How should game studios handle locale-specific formatting for dates, times, and currencies?
All locale-specific data — date and time formats, currency symbols, number separators, and units of measurement — should be handled programmatically rather than hard-coded so that each market receives the correct format automatically. Japan conventionally uses a year/month/day format with glyphs; the United States uses month/day/year; much of Europe uses day/month/year. Twelve-hour versus twenty-four-hour time notation varies by region. Currency formatting — symbol position, decimal separators, and thousands separators — differs across markets in ways that can produce confusing or incorrect values if the wrong format is applied. These details appear small in isolation but collectively signal to players whether a studio has genuinely committed to serving their market or simply run the text through translation.

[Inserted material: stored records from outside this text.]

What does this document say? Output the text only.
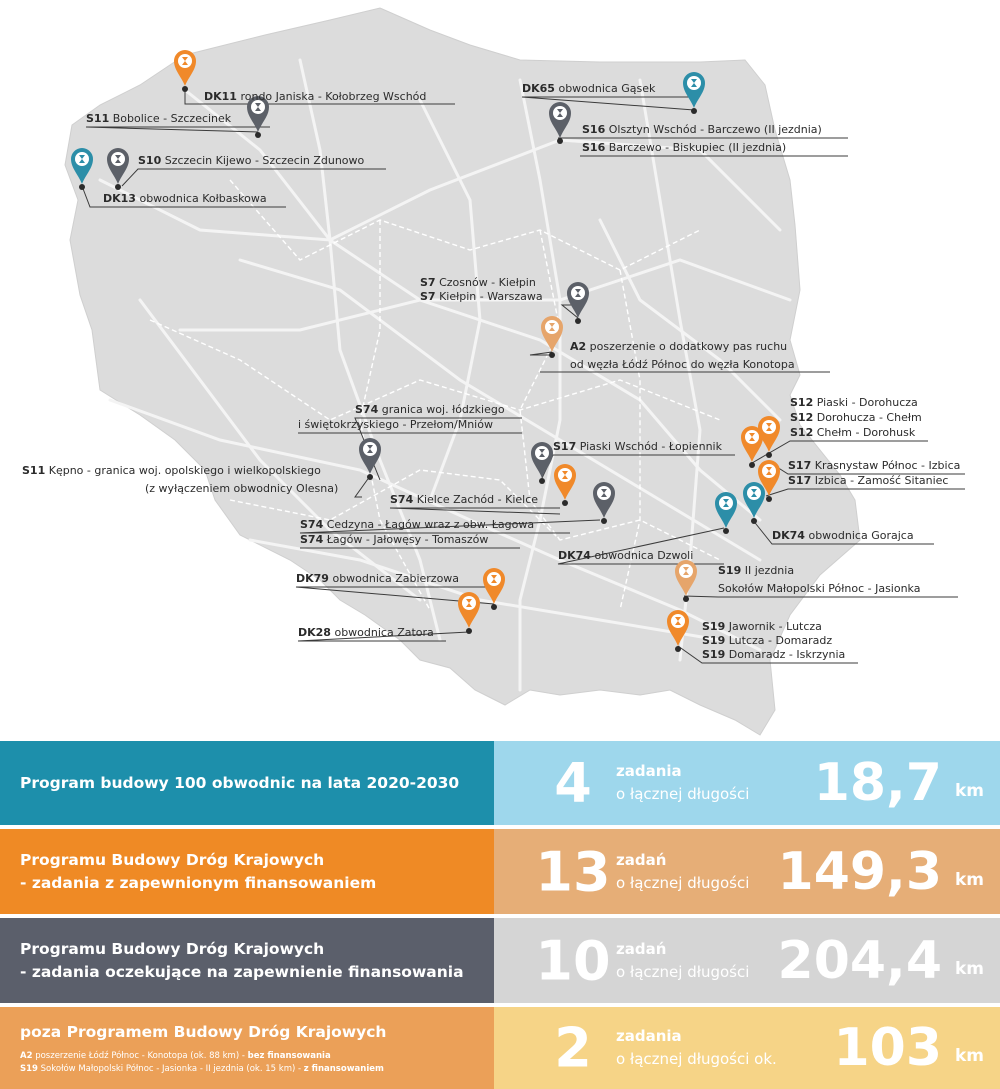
DK11 rondo Janiska - Kołobrzeg Wschód
S11 Bobolice - Szczecinek
S10 Szczecin Kijewo - Szczecin Zdunowo
DK13 obwodnica Kołbaskowa
DK65 obwodnica Gąsek
S16 Olsztyn Wschód - Barczewo (II jezdnia)
S16 Barczewo - Biskupiec (II jezdnia)
S7 Czosnów - Kiełpin
S7 Kiełpin - Warszawa
A2 poszerzenie o dodatkowy pas ruchu
od węzła Łódź Północ do węzła Konotopa
S74 granica woj. łódzkiego
i świętokrzyskiego - Przełom/Mniów
S17 Piaski Wschód - Łopiennik
S12 Piaski - Dorohucza
S12 Dorohucza - Chełm
S12 Chełm - Dorohusk
S11 Kępno - granica woj. opolskiego i wielkopolskiego
(z wyłączeniem obwodnicy Olesna)
S17 Krasnystaw Północ - Izbica
S17 Izbica - Zamość Sitaniec
S74 Kielce Zachód - Kielce
S74 Cedzyna - Łagów wraz z obw. Łagowa
S74 Łagów - Jałowęsy - Tomaszów	DK74 obwodnica Gorajca
DK74 obwodnica Dzwoli
S19 II jezdnia
Sokołów Małopolski Północ - Jasionka
DK79 obwodnica Zabierzowa
DK28 obwodnica Zatora	S19 Jawornik - Lutcza
S19 Lutcza - Domaradz
S19 Domaradz - Iskrzynia
Program budowy 100 obwodnic na lata 2020-2030	4	zadania
o łącznej długości 18,7 km
Programu Budowy Dróg Krajowych
- zadania z zapewnionym finansowaniem	13 zadań
o łącznej długości 149,3 km
Programu Budowy Dróg Krajowych
- zadania oczekujące na zapewnienie finansowania	10 zadań
o łącznej długości 204,4 km
poza Programem Budowy Dróg Krajowych
A2 poszerzenie Łódź Północ - Konotopa (ok. 88 km) - bez finansowania
S19 Sokołów Małopolski Północ - Jasionka - II jezdnia (ok. 15 km) - z finansowaniem	2	zadania
o łącznej długości ok. 103 km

How should studios approach icon usage in localized game UI?
Icons should only be used when their meaning is unambiguous across all target cultures — and that clarity should be validated through testing rather than assumed. Icon perception is shaped by prior digital experience, which varies significantly by market, and there is no universal standard for most UI icons beyond a small set of very well-established conventions. Culture-specific icons — those based on objects, gestures, or concepts that are not globally recognized — should be replaced with alternatives that communicate clearly in each target market, or accompanied by text labels that remove any ambiguity. When in doubt, testing icons with target-market players before release is the most reliable way to identify symbols that are misread or confusing.
What does testing localized game UI involve and why is it a separate step?
Testing localized UI is a separate step from reviewing translations because many UI errors only become visible when localized text is rendered inside the actual game layout. A translation can be linguistically perfect and still cause truncation, overflow, or misalignment in the UI. There are two primary components. The first is reviewing UI translations inside the design tool — checking that all text fields and buttons remain readable and correctly sized across every language before the design is handed to engineering. A Figma integration allows this review to happen using the actual translation strings rather than placeholder text. The second is native-speaker playtesting — having local players navigate the game and report friction points that text review alone would not surface, including cultural mismatches in iconography, formatting, and navigation conventions.
How does Gridly support game UI localization specifically?
Gridly addresses the core workflow challenges of game UI localization through four capabilities. Character limit enforcement at the column level flags translations that exceed the available space in real time, so translators can self-correct before the issue reaches review. A Figma integration allows UI designs to be reviewed with live translation strings inside the design tool, making layout problems visible before engineering picks up the design. Translation memory ensures that repeated UI elements — common labels like “Settings,” “Back,” or “Confirm” — are always translated consistently and do not require retranslation each time they appear in a new screen. Automation allows typical UI strings to be pre-translated by machine translation and routed to human review only for verification, which significantly reduces turnaround time for the high volume of short, formulaic strings that make up most game UI content.